ERCOT does not operate under FERC oversight.  Compensation questions therefore turn on state regulations and market rules.  With more than two hundred gigawatts of large load seeking interconnection, coordination between federal emergency authority and Texas reliability constructs will become increasingly consequential.

Practical Considerations for Generation Owners

Generation owners should evaluate the governing tariff or regulatory framework before a directive issues and determine whether it expressly addresses federal emergency compulsion, cost eligibility, revenue netting, and allocation scope.  Cost taxonomies should be prepared in advance. 

Variable operating expenses must be distinguished from incremental maintenance, staffing, depreciation associated with deferred retirement, taxes, insurance, and directly attributable regulatory costs.  Emergency-related expenditures should be segregated.  Comprehensive revenue netting should be assumed. 
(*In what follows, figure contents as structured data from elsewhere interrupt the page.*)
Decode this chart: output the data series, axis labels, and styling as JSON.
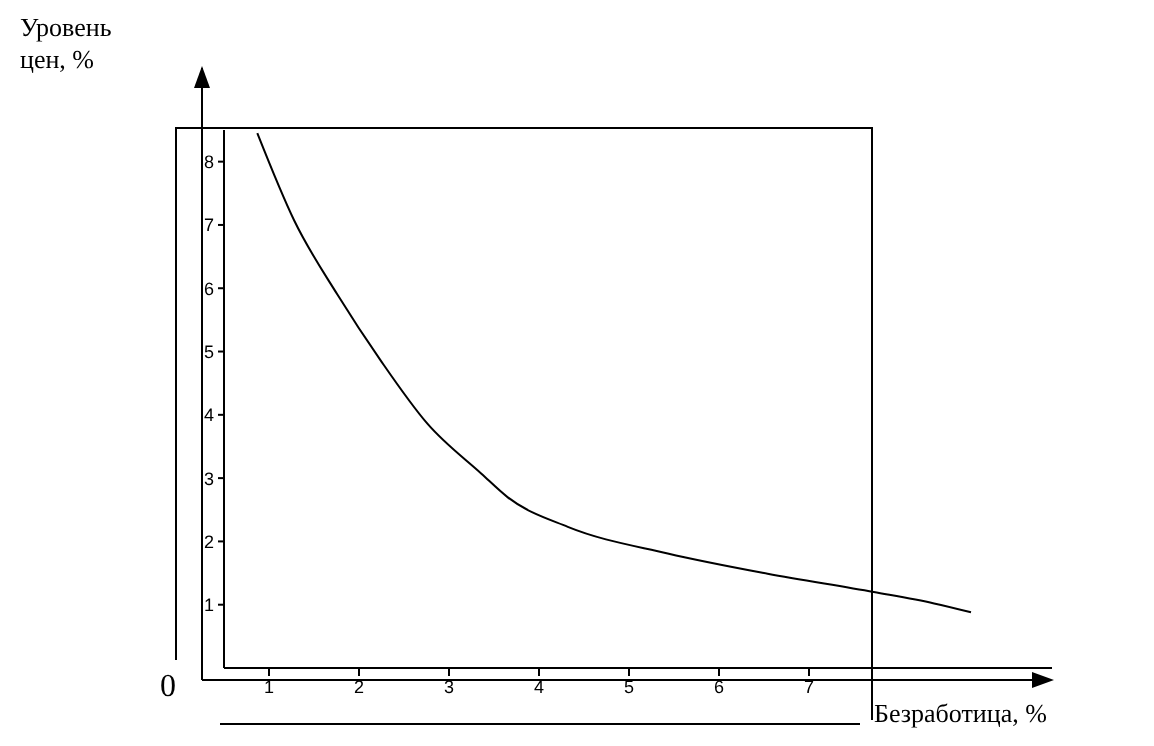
{
  "chart_data": {
    "type": "line",
    "xlabel": "Безработица, %",
    "ylabel": "Уровень цен, %",
    "x": [
      0.87,
      1.28,
      1.76,
      2.24,
      2.76,
      3.36,
      3.65,
      4.32,
      5.43,
      6.54,
      7.72,
      8.39,
      8.8
    ],
    "values": [
      8.45,
      7.07,
      5.9,
      4.86,
      3.86,
      3.07,
      2.7,
      2.23,
      1.81,
      1.49,
      1.2,
      1.02,
      0.88
    ],
    "color": "#000000",
    "xlim": [
      0.5,
      9.7
    ],
    "xticks": [
      1,
      2,
      3,
      4,
      5,
      6,
      7
    ],
    "ylim": [
      0,
      8.5
    ],
    "yticks": [
      1,
      2,
      3,
      4,
      5,
      6,
      7,
      8
    ],
    "annotations": [
      "0"
    ]
  }
}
In regions without predefined mechanisms, timing gaps should be anticipated.  Commission action may establish structural predicates before costs are fully known, and final cost approval may follow later.  Liquidity planning matters.  Backup units, cogeneration facilities, and industrial sites may be drawn into emergency service.

Reliability Tool in Active Use

Section 202(c) was designed as emergency authority.  It is now an active instrument of reliability management.  DOE determines when compulsion is warranted.  FERC and state regulators determine who pays and how.

The central question is structural.  Is recovery embedded in advance, or must it be constructed after the directive issues?  That distinction drives timing, liquidity exposure, and regulatory risk. Regions that embed emergency recovery within their tariffs offer predictability.  Regions that do not will rely on generator-initiated proceedings to supply missing structural elements.

As load growth accelerates and weather volatility persists, directives under Section 202(c) are likely to remain part of the federal reliability toolkit.  Preparation and careful assessment of existing compensation mechanisms will determine whether emergency service can be delivered with economic clarity as well as operational reliability.